Shenzhen, 26th Summer Universiade



The Universiade was big, it was huge and it was far from here. We flew over Russia and landed in Hong Kong on 11th of August. The flight went well and I even got to visit the pilot's office as the captain was my friend's, Illi's, father. It was so cool, thanks Matti! The organizer had made the custom issues easy for us and we were soon arriving in the athlete village. It was all good, despite me lacking my bike and two other guys lacking their poles.

After some 15+ hours travelling we got the room keys and I settled in with two archers. The funny detail in the apartments was that they had the toilet and shower on the balcony. We were told that the architect had forgotten them from the drawings. Anything can happen. After a good night sleep it was time to start gettin familiar with the heat and the surroundings. Afterall, organizers took care of the bike and it arrived the village as we were in the opening ceremonies.

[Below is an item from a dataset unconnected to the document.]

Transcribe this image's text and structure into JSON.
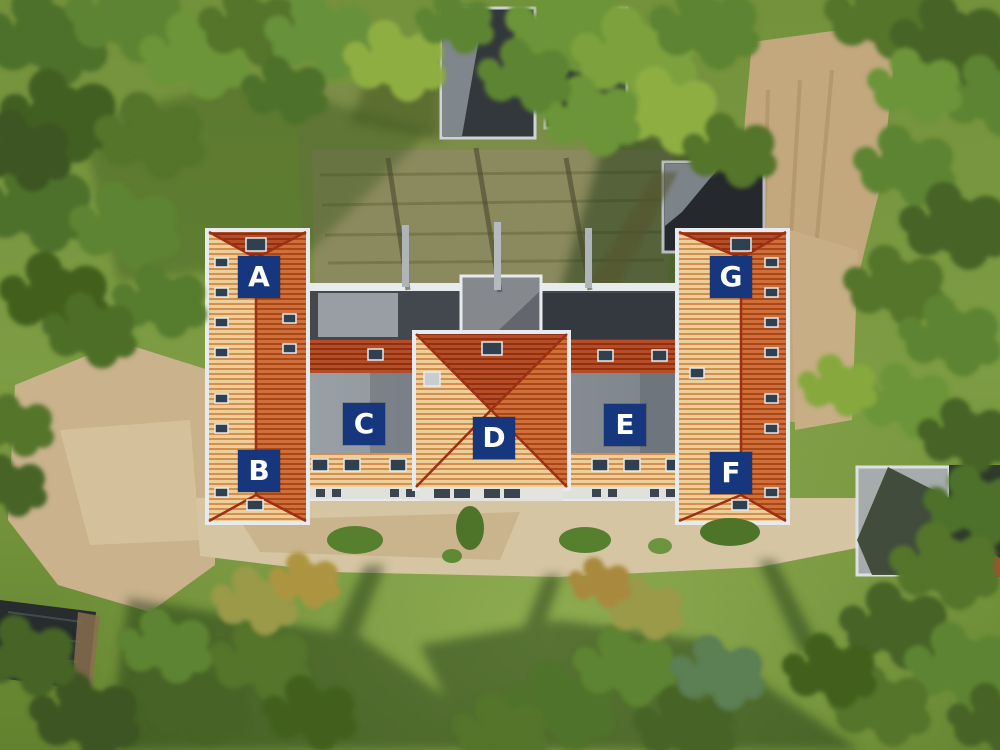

The opening ceremony was overwhelming. I have no words really to describe it. Colourful, big, cheerful – everything. They opened the stadium wall and we walked with other teams into a packed stadium with 13.000 spectators. Just hours earlier I figured out how big the Universiade was: all athletes were transported to the ceremonies in buses escorted by police cars on cleared and closed highways. Wows!

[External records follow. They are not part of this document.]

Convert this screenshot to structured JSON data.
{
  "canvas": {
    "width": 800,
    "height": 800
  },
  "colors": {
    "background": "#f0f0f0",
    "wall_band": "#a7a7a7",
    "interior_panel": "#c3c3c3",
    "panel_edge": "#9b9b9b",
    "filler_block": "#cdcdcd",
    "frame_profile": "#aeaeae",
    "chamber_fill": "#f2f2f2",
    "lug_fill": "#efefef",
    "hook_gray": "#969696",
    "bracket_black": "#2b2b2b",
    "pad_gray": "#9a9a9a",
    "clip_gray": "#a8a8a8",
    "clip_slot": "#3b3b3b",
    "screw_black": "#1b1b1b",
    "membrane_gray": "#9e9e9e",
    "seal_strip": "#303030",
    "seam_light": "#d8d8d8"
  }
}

After three days of training it was racing time. We started at 8.30am and I was in the middle of the race. I went on too quickly and died a little bit. Finishing with 4.50,231 was enough for 12th place which at the end wasn't too bad. I lacked only tenths from my PB, as many people lacked many seconds. The heat played big – we had tad over 50 celcius degrees in our warm-up area and in the sunshine the temperature reached sixties. I had slight troubles with breathing during the race, but still the ride wasn't a bad one. On that day I still had the sprints left. At the time of the qualification I was white and felt very much uncomfortable. A bad ride, but qualified. I clearly didn't make it easy for myself, hahaha. On the first round I faced Miao Zhang, and he took it quite easily with the last 200 meters being 10.9s. On the repechage I got the place three and went from the whistle. It lasted until 650m when the guys caught me and the second one passed me. Korean won, I was second and the Japanese was third, which meant that my sprint was over. If it had been one-on-one repechage I would have won, but it wasn't and I was out. Still to say that it was the ride that got most cheers from the spectators.

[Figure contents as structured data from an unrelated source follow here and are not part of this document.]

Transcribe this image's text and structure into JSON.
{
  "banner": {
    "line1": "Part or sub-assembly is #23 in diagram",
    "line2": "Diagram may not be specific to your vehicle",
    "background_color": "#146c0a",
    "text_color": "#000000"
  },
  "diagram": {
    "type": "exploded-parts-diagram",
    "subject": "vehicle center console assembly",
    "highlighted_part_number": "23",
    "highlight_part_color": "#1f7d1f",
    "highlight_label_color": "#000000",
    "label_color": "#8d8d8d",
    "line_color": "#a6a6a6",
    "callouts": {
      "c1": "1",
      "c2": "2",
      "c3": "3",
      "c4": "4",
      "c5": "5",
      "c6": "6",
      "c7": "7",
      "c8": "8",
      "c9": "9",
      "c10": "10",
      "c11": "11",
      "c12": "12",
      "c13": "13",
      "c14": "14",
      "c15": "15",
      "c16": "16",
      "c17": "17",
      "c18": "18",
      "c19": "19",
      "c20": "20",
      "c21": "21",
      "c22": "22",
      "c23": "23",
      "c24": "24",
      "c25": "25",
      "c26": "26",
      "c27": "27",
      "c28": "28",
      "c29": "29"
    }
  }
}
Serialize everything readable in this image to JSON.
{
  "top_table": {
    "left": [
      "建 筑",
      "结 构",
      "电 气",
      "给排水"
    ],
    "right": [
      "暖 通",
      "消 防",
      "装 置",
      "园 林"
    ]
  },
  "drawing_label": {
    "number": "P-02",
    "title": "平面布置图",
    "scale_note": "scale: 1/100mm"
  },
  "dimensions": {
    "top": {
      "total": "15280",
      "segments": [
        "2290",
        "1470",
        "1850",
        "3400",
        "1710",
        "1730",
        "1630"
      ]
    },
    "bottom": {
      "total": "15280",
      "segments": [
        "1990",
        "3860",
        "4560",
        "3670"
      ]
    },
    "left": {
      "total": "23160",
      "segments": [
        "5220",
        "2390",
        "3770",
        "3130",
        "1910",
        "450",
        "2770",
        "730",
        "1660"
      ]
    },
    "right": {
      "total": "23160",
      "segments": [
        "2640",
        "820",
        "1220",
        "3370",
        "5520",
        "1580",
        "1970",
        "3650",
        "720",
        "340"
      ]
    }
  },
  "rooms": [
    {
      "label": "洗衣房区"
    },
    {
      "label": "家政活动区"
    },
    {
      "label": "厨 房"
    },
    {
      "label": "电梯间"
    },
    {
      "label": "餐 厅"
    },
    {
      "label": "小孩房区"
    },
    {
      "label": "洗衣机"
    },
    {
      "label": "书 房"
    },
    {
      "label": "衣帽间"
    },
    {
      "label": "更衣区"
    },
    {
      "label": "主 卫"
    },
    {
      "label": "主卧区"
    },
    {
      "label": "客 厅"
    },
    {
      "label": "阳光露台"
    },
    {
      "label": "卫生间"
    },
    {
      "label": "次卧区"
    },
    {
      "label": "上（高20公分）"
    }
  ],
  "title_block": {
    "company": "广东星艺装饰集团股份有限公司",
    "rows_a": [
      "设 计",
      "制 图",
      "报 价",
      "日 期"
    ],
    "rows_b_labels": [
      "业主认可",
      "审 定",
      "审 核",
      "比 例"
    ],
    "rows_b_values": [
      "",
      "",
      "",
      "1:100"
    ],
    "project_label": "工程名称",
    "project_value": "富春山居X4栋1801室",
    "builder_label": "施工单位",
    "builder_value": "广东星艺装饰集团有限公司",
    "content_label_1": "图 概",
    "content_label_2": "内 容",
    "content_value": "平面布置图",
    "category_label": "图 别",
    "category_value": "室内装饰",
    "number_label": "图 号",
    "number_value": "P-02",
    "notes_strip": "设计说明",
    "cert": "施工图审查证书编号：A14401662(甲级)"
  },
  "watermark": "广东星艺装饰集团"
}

After two days of resting I had the Keirin, which was just a bonus race for me as it fitted the program. The big guys are bigger than I am and I had no chance in my first international Keirin. They went when they wanted and I cried in their wheels. It was more about some more track time than trying to really do the impossible.

My races were now over. I can't complain on the results. They were a good standard in big races in a hot weather. My main race went almost as planned, but I was surprised by the heat. The sprints and keirin were good experiences for me. I'm happy how I coped.

The rest of the days were cheering for other Finns, shopping and enjoying!

Now I'm happily jetlagged in Finland!